We talked about the Ireland trip (which Geraldine wrote about here). It was a really tough one, and it shook our marital relationship more than I thought was possible. When Jerry and I talked about it, he brought up his blog post on the work/life balance problem, which I finally read tonight.
It was good timing. Maybe even life-changing timing.
It’s pretty obvious to most of the team at SEOmoz, to my wife, and (at long last) to me, that I’m drowning. I rarely get the sleep I need. I’ve been not quite shaking off a minor cold for 7 weeks. My back is not getting any better – I still have to walk with a cane sometimes. I’m in fairly constant discomfort. Sometimes I’m in semi-constant, serious pain. I’m never caught up on my email. And I haven’t taken a formal “vacation” (the kind without at least 4 hours of work in a day) since my wedding in 2008. The longest I’ve gone without checking email since then was in Ireland and it was ~40 hours. Hell, we’ve never even gone on our honeymoon.
There’s no doubt my efficiency should be higher, my demands on my own time should be lower, and that I can’t be the single point of failure on projects and communication that I’ve been over the last 5 years of Moz’s growth. I think Jerry, Geraldine, and Ireland are the straw that’s finally breaking the camel’s back.
Jerry gave me some homework at the end of our call. I was supposed to talk to Geraldine about the problems seriously and in-depth. We were supposed to talk about how my lack of balance made each of us feel. And we were suppose to talk about ideas for overcoming it. We did that. It felt really good – maybe as good as any conversation we’ve ever had, even if it was hard. And we came up with some rules we’re going to try:
- Once every week, on Tuesday, I’m going to come home by 7pm and not do any work until the next morning. I’ve literally never done this before. Tomorrow is going to be interesting. I also won’t have a new blog post up here.
_ - In the first half of 2013, we’re going to take a 10+ day vacation where I will only work 60 minutes each day maximum. There will be a timer. Suggestions of where to go are welcome. We’re thinking no more than a 6 hour flight from Seattle.
_ - After a few months, we’re going to try limiting work to 60 minutes on one day each weekend.
This is going to be hard, and I’m scared I’m going to fall very, very far behind on my emails and my obligations. But it will be a healthy forcing function. We’re working to hire a new fulltime EA (Jess, my current, totally amazing EA, is supporting several folks, and will be moving over to Sarah’s team). We’re working on oustsourcing the creation of the visuals in my slide decks (a big time suck today). We’re trying to hire some very senior talent to help replace the product and marketing review/input functions I currently am failing to deliver on in a timely fashion.
Hardest of all, I’m going to have to say “No.” A lot.
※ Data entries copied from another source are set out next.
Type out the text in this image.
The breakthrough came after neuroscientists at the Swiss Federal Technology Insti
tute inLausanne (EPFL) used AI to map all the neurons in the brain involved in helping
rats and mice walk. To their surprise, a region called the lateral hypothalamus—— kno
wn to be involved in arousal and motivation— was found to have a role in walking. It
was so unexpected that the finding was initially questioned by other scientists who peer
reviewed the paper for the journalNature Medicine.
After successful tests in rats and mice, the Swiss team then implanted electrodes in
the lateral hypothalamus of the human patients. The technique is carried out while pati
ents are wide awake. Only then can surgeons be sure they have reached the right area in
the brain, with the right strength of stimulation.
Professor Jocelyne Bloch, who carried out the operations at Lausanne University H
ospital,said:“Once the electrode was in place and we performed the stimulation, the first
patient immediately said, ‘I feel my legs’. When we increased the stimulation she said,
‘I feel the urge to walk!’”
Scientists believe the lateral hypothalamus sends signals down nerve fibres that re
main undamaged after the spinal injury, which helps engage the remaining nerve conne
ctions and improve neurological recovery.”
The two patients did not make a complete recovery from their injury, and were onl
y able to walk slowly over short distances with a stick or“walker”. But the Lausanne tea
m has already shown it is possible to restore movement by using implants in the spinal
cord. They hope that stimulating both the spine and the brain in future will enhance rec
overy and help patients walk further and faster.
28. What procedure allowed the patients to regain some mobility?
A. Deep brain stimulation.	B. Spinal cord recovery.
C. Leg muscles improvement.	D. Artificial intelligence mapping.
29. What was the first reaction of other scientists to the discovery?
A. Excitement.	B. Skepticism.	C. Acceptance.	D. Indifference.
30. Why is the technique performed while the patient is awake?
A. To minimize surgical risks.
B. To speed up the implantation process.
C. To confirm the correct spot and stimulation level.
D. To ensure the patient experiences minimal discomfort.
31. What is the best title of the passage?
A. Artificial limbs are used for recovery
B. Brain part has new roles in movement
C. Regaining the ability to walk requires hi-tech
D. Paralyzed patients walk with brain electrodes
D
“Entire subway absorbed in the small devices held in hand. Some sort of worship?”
To many people that I like and wish I could help. I suspect people will call me a butthole far more often (like when I tried this email scalability experiment). That’s going to suck, but it’s the only way.
I hope in 6 months, I can report back on how it’s gone. I don’t expect to find balance, but I do think the rules can help build a separation that I’ve never had before and that should exist.
p.s. Brad himself did a TED talk on the topic of taking time off that’s worth watching, in particular for the story that led him and Amy to that point.